Wednesday, November 22, 2006

A BRA STRAP. A PLAIN OLD BROKEN BRA STRAP could be the key to success. Maybe. Hopefully.

Over the years I wrote two full plays, both comedies. Over the years I tweaked the plays to the point where I felt contented and assured enough to send them "out there" to various theatres and competitions. They have yet to be produced but it was always my belief that sombody, somewhere would produce at least one of them.

Over the years I've also written some short-shorts, one of which is entitled, "The Bra." It's based on my personal experience of trying to find - actually there is no real name for it - a plastic piece that attaches to a bra strap, which adjusts the tension of the bra and keeps boobs uplifted. In my play-ette I call it "a thingie."

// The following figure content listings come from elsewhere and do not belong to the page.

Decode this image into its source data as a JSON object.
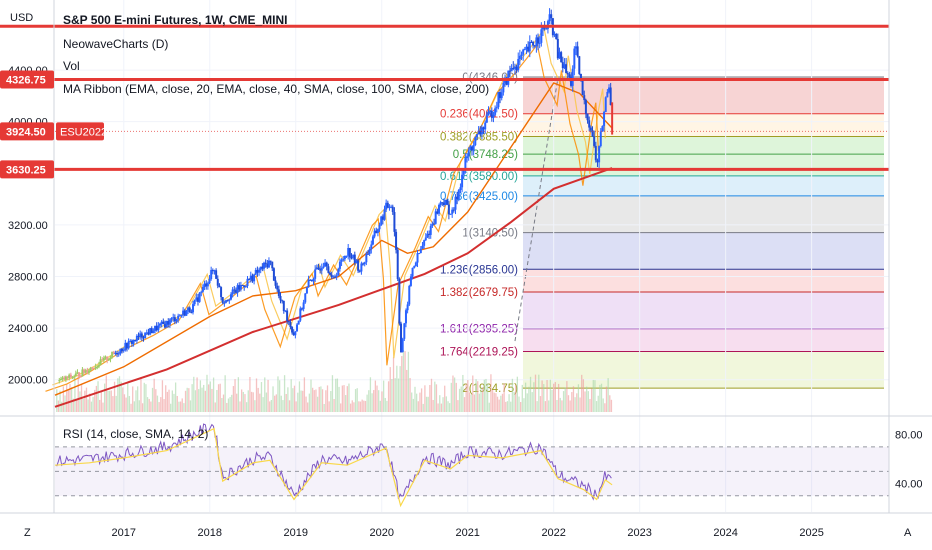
{
  "header": {
    "currency": "USD",
    "title": "S&P 500 E-mini Futures, 1W, CME_MINI",
    "indicator_1": "NeowaveCharts (D)",
    "indicator_2": "Vol",
    "indicator_3": "MA Ribbon (EMA, close, 20, EMA, close, 40, SMA, close, 100, SMA, close, 200)"
  },
  "price_axis": {
    "ticks": [
      "4400.00",
      "4000.00",
      "3200.00",
      "2800.00",
      "2400.00",
      "2000.00"
    ],
    "tick_values": [
      4400,
      4000,
      3200,
      2800,
      2400,
      2000
    ],
    "badges": [
      {
        "label": "4326.75",
        "value": 4326.75,
        "color": "#e53935"
      },
      {
        "label": "3924.50",
        "value": 3924.5,
        "color": "#e53935"
      },
      {
        "label": "3630.25",
        "value": 3630.25,
        "color": "#e53935"
      }
    ],
    "symbol_badge": "ESU2022"
  },
  "time_axis": {
    "labels": [
      "2017",
      "2018",
      "2019",
      "2020",
      "2021",
      "2022",
      "2023",
      "2024",
      "2025"
    ]
  },
  "rsi": {
    "title": "RSI (14, close, SMA, 14, 2)",
    "ticks": [
      "80.00",
      "40.00"
    ],
    "tick_values": [
      80,
      40
    ]
  },
  "corner_buttons": {
    "left": "Z",
    "right": "A"
  },
  "chart_data": {
    "type": "candlestick",
    "title": "S&P 500 E-mini Futures, 1W, CME_MINI",
    "ylim": [
      1750,
      4850
    ],
    "xlim": [
      2016.2,
      2025.9
    ],
    "horizontal_levels": [
      4740,
      4326.75,
      3630.25
    ],
    "fibonacci": [
      {
        "label": "0(4346.00)",
        "ratio": "0",
        "value": 4346.0,
        "color": "#787b86",
        "fill": "#f6cccc"
      },
      {
        "label": "0.236(4061.50)",
        "ratio": "0.236",
        "value": 4061.5,
        "color": "#e53935",
        "fill": "#fff3e0"
      },
      {
        "label": "0.382(3885.50)",
        "ratio": "0.382",
        "value": 3885.5,
        "color": "#9e9d24",
        "fill": "#d8f3d3"
      },
      {
        "label": "0.5(3748.25)",
        "ratio": "0.5",
        "value": 3748.25,
        "color": "#43a047",
        "fill": "#d8f3d3"
      },
      {
        "label": "0.618(3580.00)",
        "ratio": "0.618",
        "value": 3580.0,
        "color": "#26a69a",
        "fill": "#d7ecf9"
      },
      {
        "label": "0.786(3425.00)",
        "ratio": "0.786",
        "value": 3425.0,
        "color": "#1e88e5",
        "fill": "#e4e4e4"
      },
      {
        "label": "1(3140.50)",
        "ratio": "1",
        "value": 3140.5,
        "color": "#787b86",
        "fill": "#d6d9f3"
      },
      {
        "label": "1.236(2856.00)",
        "ratio": "1.236",
        "value": 2856.0,
        "color": "#283593",
        "fill": "#fbd9d9"
      },
      {
        "label": "1.382(2679.75)",
        "ratio": "1.382",
        "value": 2679.75,
        "color": "#c62828",
        "fill": "#ecdaf5"
      },
      {
        "label": "1.618(2395.25)",
        "ratio": "1.618",
        "value": 2395.25,
        "color": "#8e24aa",
        "fill": "#f6d8ec"
      },
      {
        "label": "1.764(2219.25)",
        "ratio": "1.764",
        "value": 2219.25,
        "color": "#ad1457",
        "fill": "#eef6d6"
      },
      {
        "label": "2(1934.75)",
        "ratio": "2",
        "value": 1934.75,
        "color": "#9e9d24",
        "fill": "#eef6d6"
      }
    ],
    "price_path": [
      [
        2016.25,
        1990
      ],
      [
        2016.5,
        2050
      ],
      [
        2016.75,
        2140
      ],
      [
        2016.95,
        2230
      ],
      [
        2017.2,
        2340
      ],
      [
        2017.5,
        2440
      ],
      [
        2017.8,
        2560
      ],
      [
        2018.05,
        2860
      ],
      [
        2018.15,
        2610
      ],
      [
        2018.4,
        2740
      ],
      [
        2018.7,
        2920
      ],
      [
        2018.8,
        2650
      ],
      [
        2018.98,
        2350
      ],
      [
        2019.15,
        2750
      ],
      [
        2019.35,
        2940
      ],
      [
        2019.42,
        2760
      ],
      [
        2019.6,
        3010
      ],
      [
        2019.75,
        2850
      ],
      [
        2020.05,
        3330
      ],
      [
        2020.12,
        3380
      ],
      [
        2020.18,
        2900
      ],
      [
        2020.22,
        2200
      ],
      [
        2020.35,
        2850
      ],
      [
        2020.55,
        3150
      ],
      [
        2020.7,
        3400
      ],
      [
        2020.82,
        3280
      ],
      [
        2021.0,
        3750
      ],
      [
        2021.3,
        4100
      ],
      [
        2021.5,
        4400
      ],
      [
        2021.7,
        4550
      ],
      [
        2021.85,
        4680
      ],
      [
        2021.97,
        4790
      ],
      [
        2022.05,
        4520
      ],
      [
        2022.2,
        4300
      ],
      [
        2022.25,
        4580
      ],
      [
        2022.35,
        4150
      ],
      [
        2022.45,
        3900
      ],
      [
        2022.5,
        3650
      ],
      [
        2022.6,
        4150
      ],
      [
        2022.65,
        4320
      ],
      [
        2022.68,
        3930
      ]
    ],
    "ma_slow_path": [
      [
        2016.2,
        1790
      ],
      [
        2017.5,
        2080
      ],
      [
        2018.5,
        2370
      ],
      [
        2019.5,
        2580
      ],
      [
        2020.5,
        2820
      ],
      [
        2021.0,
        2980
      ],
      [
        2021.5,
        3220
      ],
      [
        2022.0,
        3480
      ],
      [
        2022.68,
        3640
      ]
    ],
    "ma_fast_path": [
      [
        2016.2,
        1880
      ],
      [
        2017.0,
        2100
      ],
      [
        2018.0,
        2490
      ],
      [
        2018.5,
        2650
      ],
      [
        2019.0,
        2690
      ],
      [
        2019.5,
        2800
      ],
      [
        2020.0,
        3080
      ],
      [
        2020.3,
        2980
      ],
      [
        2020.6,
        3030
      ],
      [
        2021.0,
        3300
      ],
      [
        2021.5,
        3800
      ],
      [
        2022.0,
        4300
      ],
      [
        2022.3,
        4220
      ],
      [
        2022.68,
        3950
      ]
    ],
    "rsi_range": [
      20,
      92
    ],
    "rsi_path": [
      [
        2016.2,
        58
      ],
      [
        2016.6,
        60
      ],
      [
        2017.0,
        64
      ],
      [
        2017.5,
        70
      ],
      [
        2018.05,
        88
      ],
      [
        2018.15,
        45
      ],
      [
        2018.5,
        60
      ],
      [
        2018.7,
        62
      ],
      [
        2018.98,
        30
      ],
      [
        2019.3,
        60
      ],
      [
        2019.6,
        58
      ],
      [
        2020.05,
        72
      ],
      [
        2020.22,
        25
      ],
      [
        2020.5,
        62
      ],
      [
        2020.8,
        55
      ],
      [
        2021.0,
        66
      ],
      [
        2021.4,
        64
      ],
      [
        2021.85,
        70
      ],
      [
        2022.05,
        47
      ],
      [
        2022.35,
        38
      ],
      [
        2022.5,
        30
      ],
      [
        2022.6,
        46
      ],
      [
        2022.68,
        42
      ]
    ]
  }
}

It was a relatively new bra and this plastic thingie broke. No problem-o I think to myself and return it to point of purchase for a replacement part or perhaps with luck, a new bra. However (the howevers in life are so annoying!) there is a policy that bras can't be returned. Something about the fact that they're worn against the skin...unhegienic or something to that effect. To make matters worse neither they nor any other lingerie store carried the plastic "thingie" I required. Based on my frustrating experience, The Bra was born.

Only once has it been seen in public in a reading of my short-shorts but for some reason or another it has caught the imagination of the public. Wherever I go friends and aquaintances make a point of asking me about "the bra."

"I heard about your play...something to do with a bra..." people will tell me.

So the word is out: my bra is "in."

As an aside I still have "the bra" in question and bring it along as a prop. Even more interesting to me is how everyone wants to examine it. I mean, a bra is a bra is... Mind you, someone recently told me that she experienced the same problem and asked advice as to what she could do. Suddenly I'm a bra advocate!

You just never know what will catch the imagination of people. Imagine - my bra and the thingie of course. In case anybody reading this is interested, I also have a short-short based on my experience trying to get a free tea refill at a well-known fast food chain.